Climate Adaptation and Physical Risk Model
The Government of Singapore Investment Corporation (GIC) releases a report on climate adaptation and physical risk model, aiming to incorporate climate adaptation analysis into physical risk model.
The World Meteorological Organization predicts that climate change has caused over $4.3 trillion in economic losses over the past fifty years, and investors need to accurately quantify the financial impact of climate physical risks on assets.
Related Post: IIGCC Releases Report on Physical Climate Risk Assessment Methodology
Transmission Pathways of Climate Physical Risks
Climate change leads to an increase in the severity, duration, and frequency of climate events, resulting in negative impacts on assets. The transmission pathways of these impacts include:
- Revenue loss caused by business interruption.
- Additional operating expenses, such as higher cooling costs in a warming environment.
- Capital expenditures incurred for clearing, repairing, and replacing assets.
Impact of of Climate Physical Risks on Assets
In order to assess the physical risks caused by climate change, the GIC and S&P conduct a study on the risk reduction ability of climate adaptation measures on the real estate assets owned by the constituents of the S&P Global REIT Index. This analysis refers to the SSP3-7.0 climate change scenario released by the Intergovernmental Panel on Climate Change (IPCC), which predicts temperatures higher than those implied by the current Nationally Determined Contributions (NDCs). The impact of climate physical risks on assets varies under different climate change scenarios, with higher predicted temperatures indicating greater effects.
In the absence of climate adaptation measures, the cumulative excess cost of real estate assets may reach $110 billion by 2030, $310 billion by 2040, and $559 billion by 2050. Although the actual cost of physical risks will not be directly converted into asset impairment, the cumulative excess costs by 2050 still account for 26% to 28% of the current total value of real estate assets. Extreme high temperatures will become a more common climate risk factor, involving 89% of the index’s constituent stock assets. Other climate risk factors include drought (67%), tropical cyclones (38%), and water resource pressure (29%).
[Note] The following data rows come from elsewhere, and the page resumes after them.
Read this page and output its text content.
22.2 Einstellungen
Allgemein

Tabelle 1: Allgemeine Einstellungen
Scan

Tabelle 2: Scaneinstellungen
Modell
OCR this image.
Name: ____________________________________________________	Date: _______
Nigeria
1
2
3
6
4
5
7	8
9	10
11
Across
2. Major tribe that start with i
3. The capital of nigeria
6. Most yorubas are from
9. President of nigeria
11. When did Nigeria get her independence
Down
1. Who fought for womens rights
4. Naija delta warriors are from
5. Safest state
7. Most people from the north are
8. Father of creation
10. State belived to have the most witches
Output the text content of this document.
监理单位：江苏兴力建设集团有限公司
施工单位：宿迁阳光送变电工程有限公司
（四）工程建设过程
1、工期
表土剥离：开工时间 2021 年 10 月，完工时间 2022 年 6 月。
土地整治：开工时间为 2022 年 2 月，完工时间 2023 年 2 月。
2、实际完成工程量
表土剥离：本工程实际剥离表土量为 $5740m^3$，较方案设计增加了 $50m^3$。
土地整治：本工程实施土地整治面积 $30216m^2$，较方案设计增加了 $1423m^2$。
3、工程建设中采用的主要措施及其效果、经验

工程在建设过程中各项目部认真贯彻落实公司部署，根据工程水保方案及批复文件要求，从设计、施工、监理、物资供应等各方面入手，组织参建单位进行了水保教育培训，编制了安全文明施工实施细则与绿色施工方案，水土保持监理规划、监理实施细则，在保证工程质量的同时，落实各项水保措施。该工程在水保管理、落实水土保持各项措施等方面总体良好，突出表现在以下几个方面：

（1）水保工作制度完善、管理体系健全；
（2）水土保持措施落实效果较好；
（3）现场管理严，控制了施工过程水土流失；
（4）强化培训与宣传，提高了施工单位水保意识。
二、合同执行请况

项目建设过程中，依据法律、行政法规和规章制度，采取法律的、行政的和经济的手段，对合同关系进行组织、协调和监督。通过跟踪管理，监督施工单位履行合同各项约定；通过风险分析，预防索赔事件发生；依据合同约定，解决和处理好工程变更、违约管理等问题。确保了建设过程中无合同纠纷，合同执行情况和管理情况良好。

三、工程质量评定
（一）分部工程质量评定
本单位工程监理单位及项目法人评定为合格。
Impact of Climate Adaption Measure on Physical Risks
Climate adaptation measures can reduce physical risks to assets, thereby helping investors manage the financial impacts of climate change. The GIC predicts that global physical disasters will increase in the next 25 years, and the benefits of implementing climate adaptation measures outweigh the costs if started as soon as possible. Implementing climate adaptation measures by 2050 can reduce cumulative excess costs by $45 billion, including a 5% reduction in the cost of extreme heat and a 59% reduction in the cost of water resource pressure.
According to calculations by the GIC and S&P, investing $1 in flood control measures can save $3.55, and investing $1 in green houses can save $7.45. The global green housing market demand may reach $726 billion by 2050, creating profits for companies providing relevant climate adaptation solutions. Although these investments bring high returns, relying solely on these measures cannot eliminate the impact of most climate physical risks. In addition to investors investing in climate adaptation measures, public institutions also need to increase infrastructure investment or take more proactive climate adaptation actions. These actions can enhance the ability to withstand the physical risks of climate change.
Although the scope and complexity of climate risk assessment models are constantly expanding, considering climate adaptation measures remains a key development direction for the models. The GIC plans to focus on marginal adaptation cost curve of the model in specific regions, providing investors with more valuable insights in the future.